После обеда Анетта отсыпалась, компенсируя ночную бессонницу. Обошла всех родственников, наведалась и к старым подругам. У одних уже были дети, другие недавно обзавелись семьями, но всех без исключения поглотили заботы и мелкие радости повседневья – выглядели все располневшими и, казалось, смирились с жизнью. Взять, например, Веси – какая тебе Веси, встретила ее раздавшаяся Ве-еса – за семьдесят кило, двое малышей, летняя прачечная, зимняя прачечная, пристройки к мужниному дому, мебель неведомого стиля, ковры, вышитые салфетки, муж работает у военных, хорошие деньги гребет, а она бросила работу в торговле, так что все в норме, а ты как, Ани? – Веса оглядела ее с макушки до пят оценивающе-завистливым взглядом. – Все еще одна?.. Что значит одна? – ощетинилась Анетта, задетая за живое. – Один – тот, кто решил остаться в одиночестве… Так-то оно так, только… И эта гусыня осмеливается меня жалеть, вскипала Анетта, да у самой талию днем с огнем не сыщешь…
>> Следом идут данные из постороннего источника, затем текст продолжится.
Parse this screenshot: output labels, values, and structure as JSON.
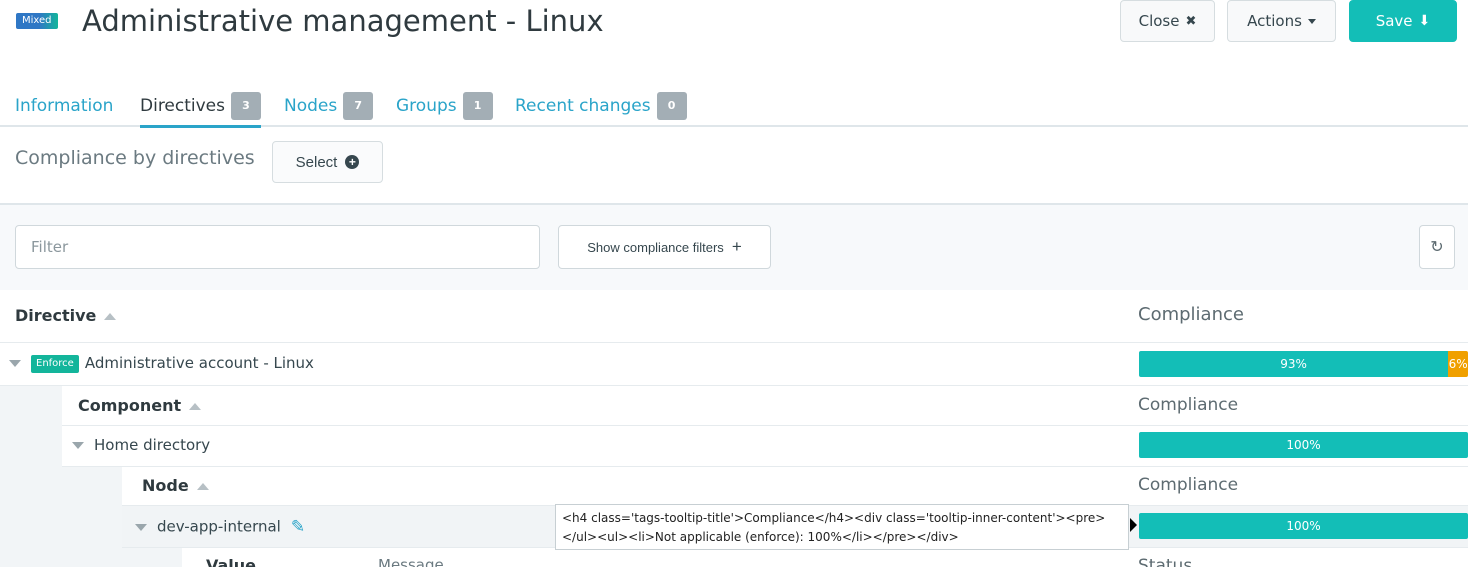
{
  "header": {
    "mode_badge": "Mixed",
    "title": "Administrative management - Linux",
    "close_label": "Close",
    "close_glyph": "✖",
    "actions_label": "Actions",
    "save_label": "Save",
    "save_glyph": "⬇"
  },
  "tabs": [
    {
      "label": "Information"
    },
    {
      "label": "Directives",
      "count": "3"
    },
    {
      "label": "Nodes",
      "count": "7"
    },
    {
      "label": "Groups",
      "count": "1"
    },
    {
      "label": "Recent changes",
      "count": "0"
    }
  ],
  "compliance": {
    "title": "Compliance by directives",
    "select_label": "Select",
    "plus_glyph": "+"
  },
  "filters": {
    "filter_placeholder": "Filter",
    "show_filters_label": "Show compliance filters",
    "show_filters_glyph": "+",
    "refresh_glyph": "↻"
  },
  "table": {
    "directive_header": "Directive",
    "compliance_header": "Compliance",
    "directive": {
      "badge": "Enforce",
      "name": "Administrative account - Linux",
      "compliance_ok": 93,
      "compliance_ok_label": "93%",
      "compliance_warn": 6,
      "compliance_warn_label": "6%"
    },
    "component_header": "Component",
    "component_compliance_header": "Compliance",
    "component": {
      "name": "Home directory",
      "compliance_label": "100%"
    },
    "node_header": "Node",
    "node_compliance_header": "Compliance",
    "node": {
      "name": "dev-app-internal",
      "compliance_label": "100%"
    },
    "value_header": "Value",
    "message_header": "Message",
    "status_header": "Status"
  },
  "tooltip": {
    "text": "<h4 class='tags-tooltip-title'>Compliance</h4><div class='tooltip-inner-content'><pre></ul><ul><li>Not applicable (enforce): 100%</li></pre></div>"
  },
  "colors": {
    "accent": "#2aa4c9",
    "success": "#13beb7",
    "warning": "#f0a000"
  }
}
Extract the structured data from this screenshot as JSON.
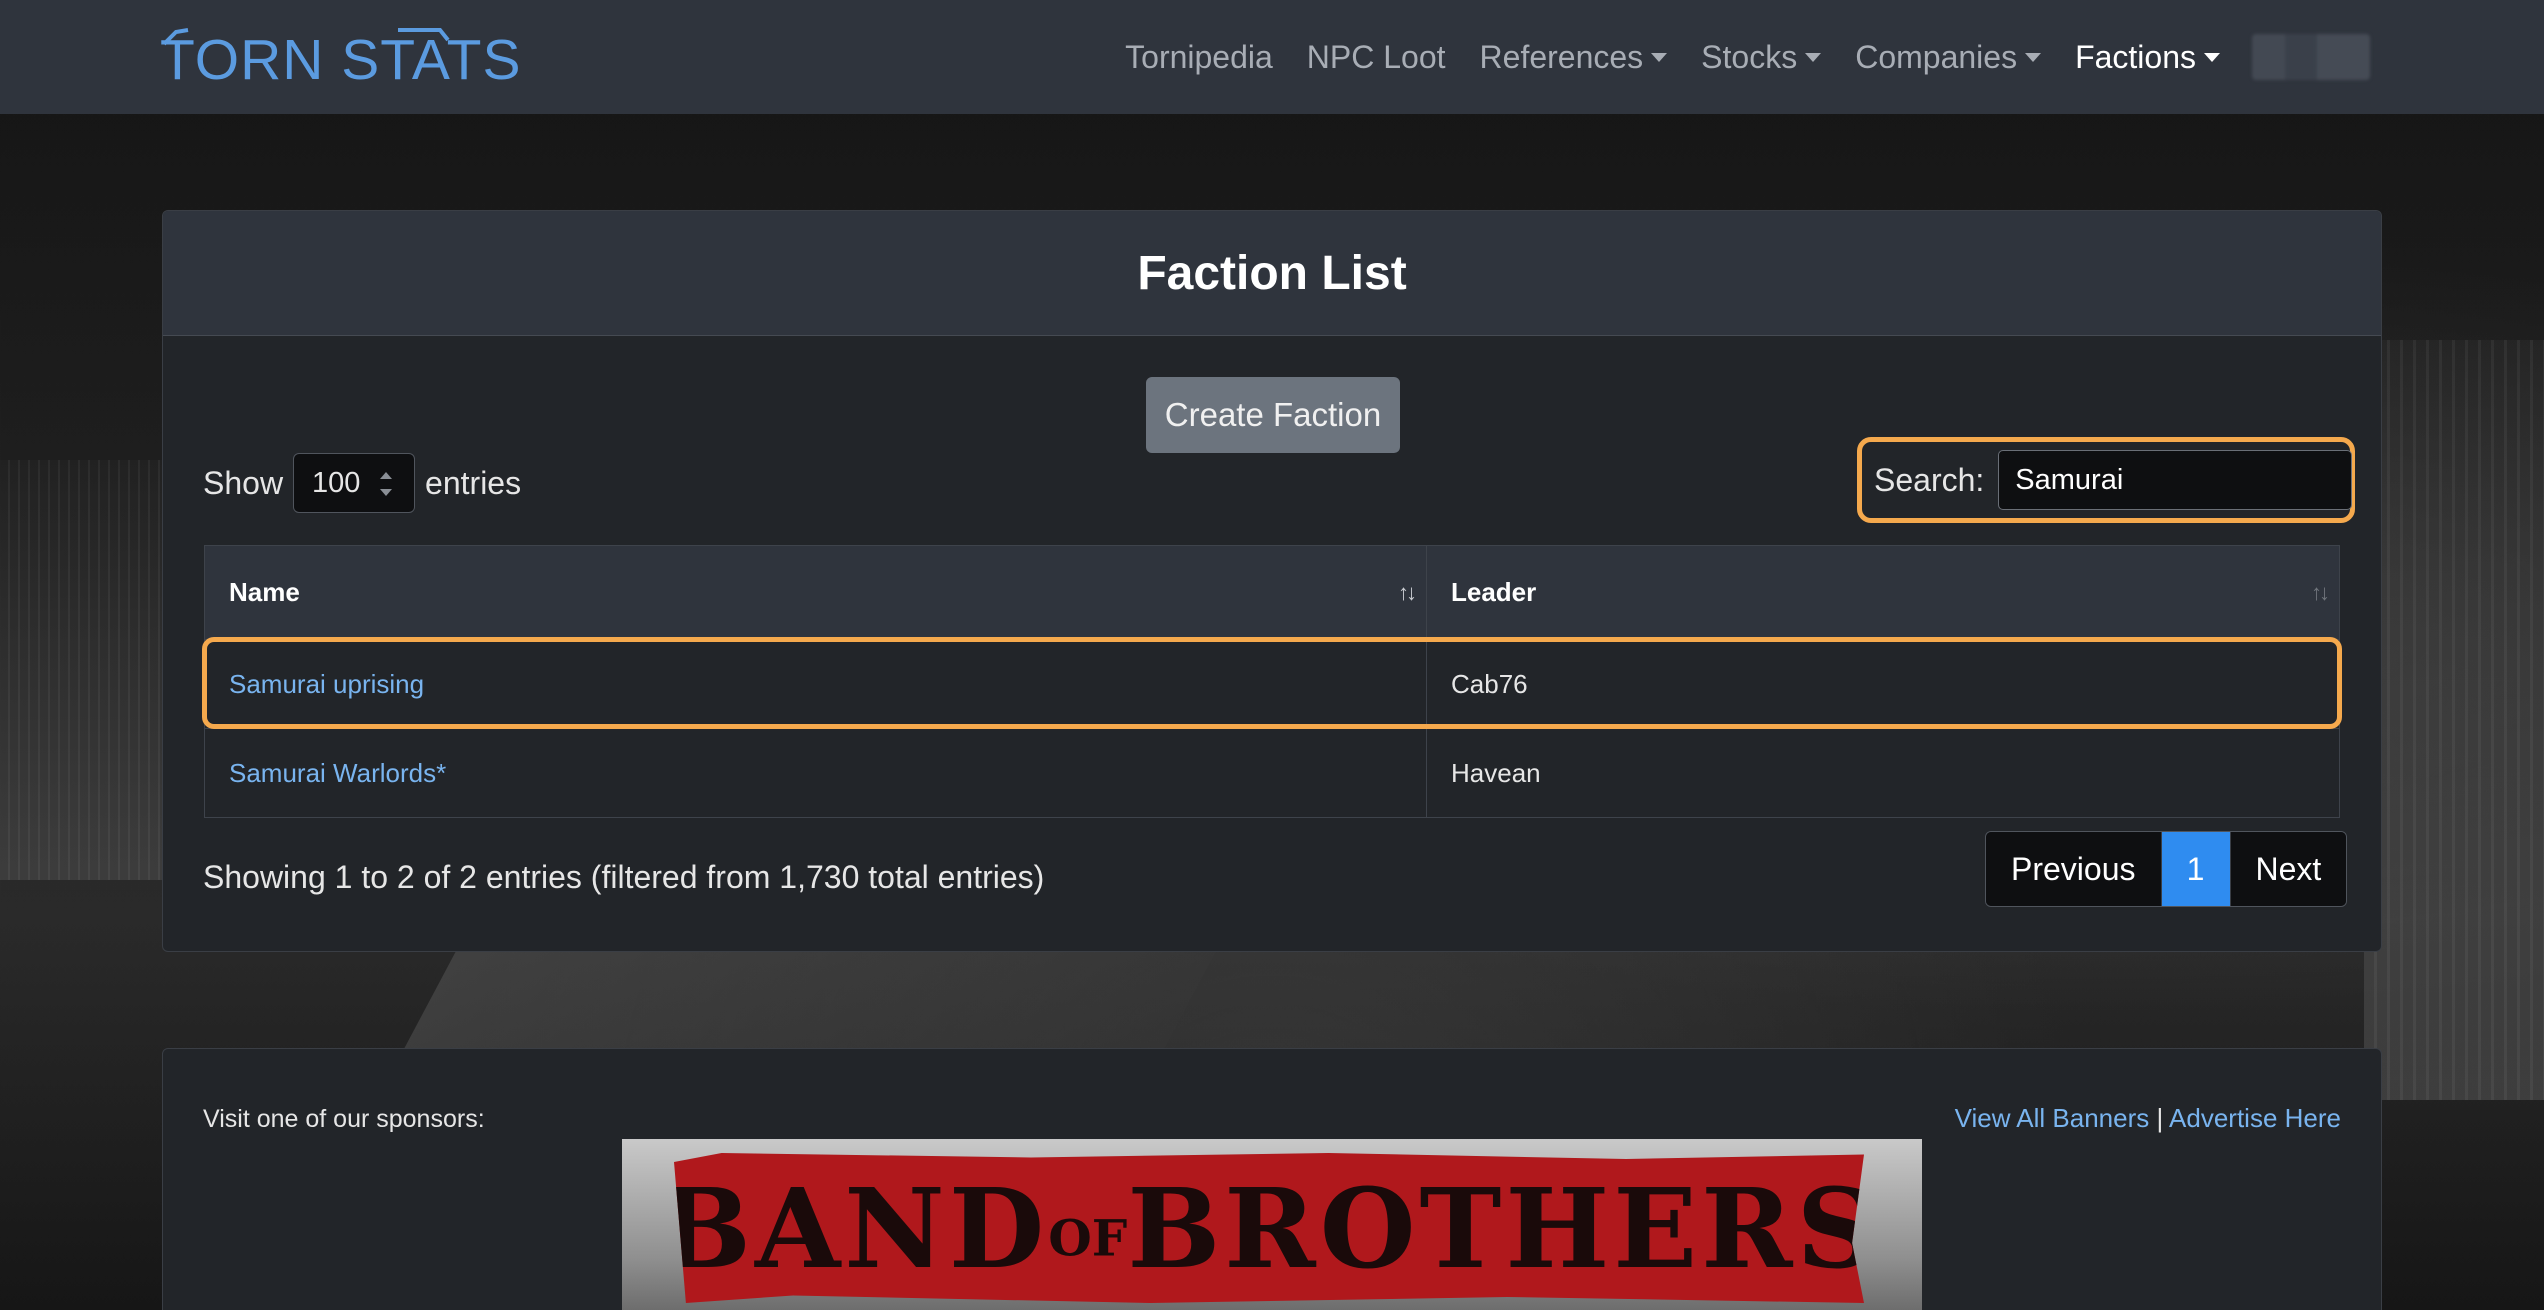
{
  "navbar": {
    "logo": "TORN STATS",
    "links": [
      {
        "label": "Tornipedia",
        "dropdown": false,
        "active": false
      },
      {
        "label": "NPC Loot",
        "dropdown": false,
        "active": false
      },
      {
        "label": "References",
        "dropdown": true,
        "active": false
      },
      {
        "label": "Stocks",
        "dropdown": true,
        "active": false
      },
      {
        "label": "Companies",
        "dropdown": true,
        "active": false
      },
      {
        "label": "Factions",
        "dropdown": true,
        "active": true
      }
    ]
  },
  "card": {
    "title": "Faction List",
    "create_button": "Create Faction",
    "show_label": "Show",
    "entries_value": "100",
    "entries_label": "entries",
    "search_label": "Search:",
    "search_value": "Samurai"
  },
  "table": {
    "columns": [
      "Name",
      "Leader"
    ],
    "rows": [
      {
        "name": "Samurai uprising",
        "leader": "Cab76"
      },
      {
        "name": "Samurai Warlords*",
        "leader": "Havean"
      }
    ]
  },
  "footer": {
    "info": "Showing 1 to 2 of 2 entries (filtered from 1,730 total entries)",
    "prev": "Previous",
    "current_page": "1",
    "next": "Next"
  },
  "sponsor": {
    "label": "Visit one of our sponsors:",
    "view_all": "View All Banners",
    "separator": "|",
    "advertise": "Advertise Here",
    "banner_text_1": "BAND",
    "banner_text_of": "OF",
    "banner_text_2": "BROTHERS"
  },
  "colors": {
    "accent": "#5b9be0",
    "highlight": "#f5a94d",
    "link": "#79b4ef",
    "page_active": "#2f8cf0",
    "banner_red": "#b0181c"
  }
}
Угощались домашней вишневкой, дедовским напитком, она даже позабыла его вкус. Что знает Веса о жизни – ни черта не знает: дети, пеленки и вишневка… Не бывала в Софии со времени учебы в гимназии, помнишь, как нас возили на экскурсию?.. Анетта помнила бестолково организованные посещения музеев и беглое ознакомление с памятниками культуры. Веса была тогда в школьной форме, ее родители с трудом сводили концы с концами, а Анетта вырядилась в новый туалет – слегка «фантазийный», как выразилась портниха. Столица произвела на нее сильное впечатление, днем – элегантно одетой молодежью и автомобилями, вечером – увеселительными заведениями. Да, здесь текла другая жизнь, бился другой пульс – созвучный ее собственному. Здесь, только здесь…
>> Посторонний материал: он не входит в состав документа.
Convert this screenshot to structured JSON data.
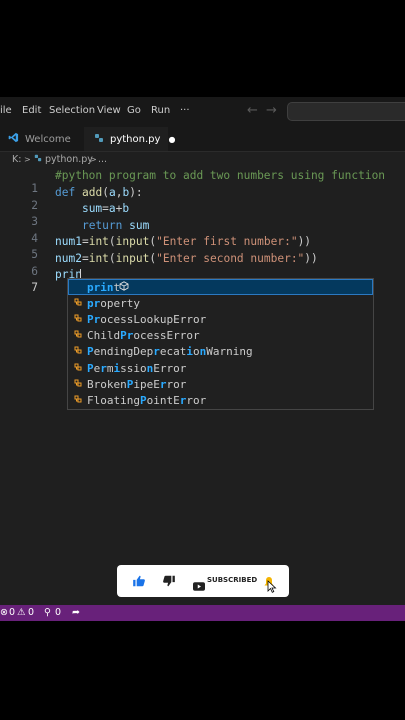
{
  "menubar": {
    "items": [
      "ile",
      "Edit",
      "Selection",
      "View",
      "Go",
      "Run",
      "···"
    ],
    "back_arrow": "←",
    "forward_arrow": "→"
  },
  "tabs": [
    {
      "label": "Welcome",
      "icon": "vscode-logo-icon",
      "color": "#3b9fe6"
    },
    {
      "label": "python.py",
      "icon": "python-icon",
      "color": "#519aba",
      "modified_dot": "●"
    }
  ],
  "breadcrumb": {
    "root": "K:",
    "file": "python.py",
    "sep1": ">",
    "sep2": ">",
    "more": "..."
  },
  "editor": {
    "lines": [
      {
        "num": "1",
        "text": "#python program to add two numbers using function"
      },
      {
        "num": "2",
        "text": "def add(a,b):"
      },
      {
        "num": "3",
        "text": "    sum=a+b"
      },
      {
        "num": "4",
        "text": "    return sum"
      },
      {
        "num": "5",
        "text": "num1=int(input(\"Enter first number:\"))"
      },
      {
        "num": "6",
        "text": "num2=int(input(\"Enter second number:\"))"
      },
      {
        "num": "7",
        "text": "prin"
      }
    ]
  },
  "suggestions": [
    {
      "label": "print",
      "kind": "function",
      "icon": "cube-icon"
    },
    {
      "label": "property",
      "kind": "class",
      "icon": "class-icon"
    },
    {
      "label": "ProcessLookupError",
      "kind": "class",
      "icon": "class-icon"
    },
    {
      "label": "ChildProcessError",
      "kind": "class",
      "icon": "class-icon"
    },
    {
      "label": "PendingDeprecationWarning",
      "kind": "class",
      "icon": "class-icon"
    },
    {
      "label": "PermissionError",
      "kind": "class",
      "icon": "class-icon"
    },
    {
      "label": "BrokenPipeError",
      "kind": "class",
      "icon": "class-icon"
    },
    {
      "label": "FloatingPointError",
      "kind": "class",
      "icon": "class-icon"
    }
  ],
  "statusbar": {
    "errors": "0",
    "warnings": "0",
    "ports": "0",
    "bg": "#68217a"
  },
  "youtube": {
    "subscribe": "SUBSCRIBED"
  },
  "colors": {
    "keyword": "#569cd6",
    "function": "#dcdcaa",
    "string": "#ce9178",
    "comment": "#6a9955",
    "variable": "#9cdcfe",
    "match": "#2aaaff"
  }
}
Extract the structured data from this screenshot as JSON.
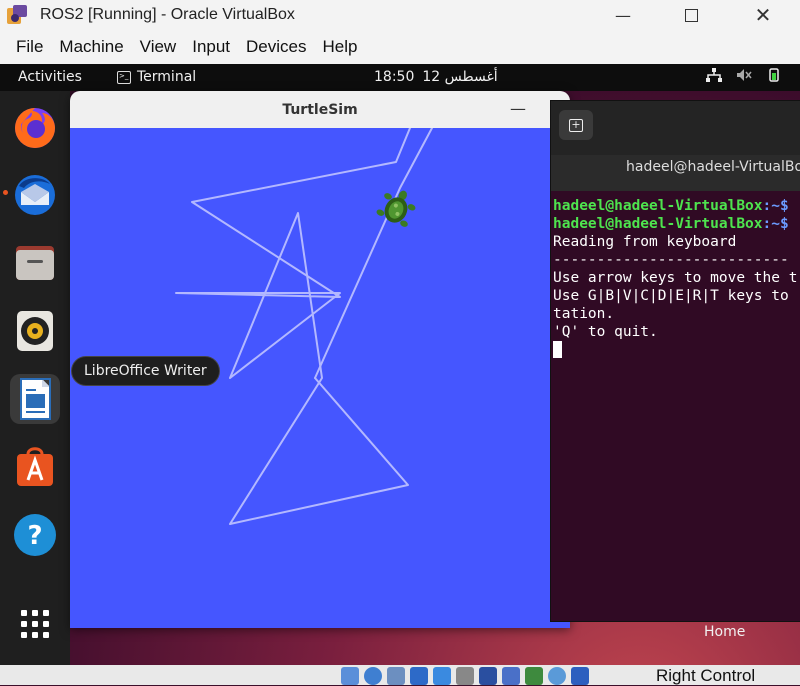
{
  "host": {
    "window_title": "ROS2 [Running] - Oracle VirtualBox",
    "menu": [
      "File",
      "Machine",
      "View",
      "Input",
      "Devices",
      "Help"
    ],
    "host_key": "Right Control"
  },
  "guest": {
    "topbar": {
      "activities": "Activities",
      "app_name": "Terminal",
      "time": "18:50",
      "date": "12 أغسطس"
    },
    "dock": {
      "items": [
        "firefox-icon",
        "thunderbird-icon",
        "files-icon",
        "rhythmbox-icon",
        "libreoffice-writer-icon",
        "app-center-icon",
        "help-icon",
        "show-apps-icon"
      ],
      "tooltip": "LibreOffice Writer"
    },
    "turtlesim": {
      "title": "TurtleSim",
      "background_color": "#4556ff",
      "pen_color": "#b3b8ff"
    },
    "terminal": {
      "title": "hadeel@hadeel-VirtualBox: ~",
      "prompt_user": "hadeel@hadeel-VirtualBox",
      "prompt_path": ":~$",
      "lines": [
        "Reading from keyboard",
        "---------------------------",
        "Use arrow keys to move the t",
        "Use G|B|V|C|D|E|R|T keys to",
        "tation.",
        "'Q' to quit."
      ]
    },
    "desktop": {
      "home_label": "Home"
    }
  }
}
Она шагала рядом с Веселиной в ее школьном одеянии и белых носочках – неотесанная деревенщина. И Анетта не подозревала о том, что творилось в душе ее соученицы, смущенной пестрыми улицами, разодетым и напыщенным людом, летевшим в машинах и расхаживающим в предвечерние часы. Чем больше она наблюдала этот мир, тем больше сжималась, замыкалась в себе и считала часы, чтобы скорее переступить порог отцовского дома, почувствовать себя по-свойски, засунуть уставшие ноги под благодатную струю из чешмы…
Заглянула Анетта и в больницу в надежде повидаться со своим старым обожателем и учителем танцев – доктором, однако он подался в другие края. Но тут к ней стал клеиться молодой докторишка, психиатр, щеголь с бегающими глазками. Они отправились поужинать в единственный приличный ресторан – оркестр, бархат и просиженная мягкая мебель, певичка выламывалась, выдавая какой-то компот из балканской эстрады, вокруг расположились шумные компании, целый табун молодых жеребцов – кто с отцовскими, кто с собственными денежками.
Поначалу доктор пил умеренно, старался произвести благоприятное впечатление, только молол вздор.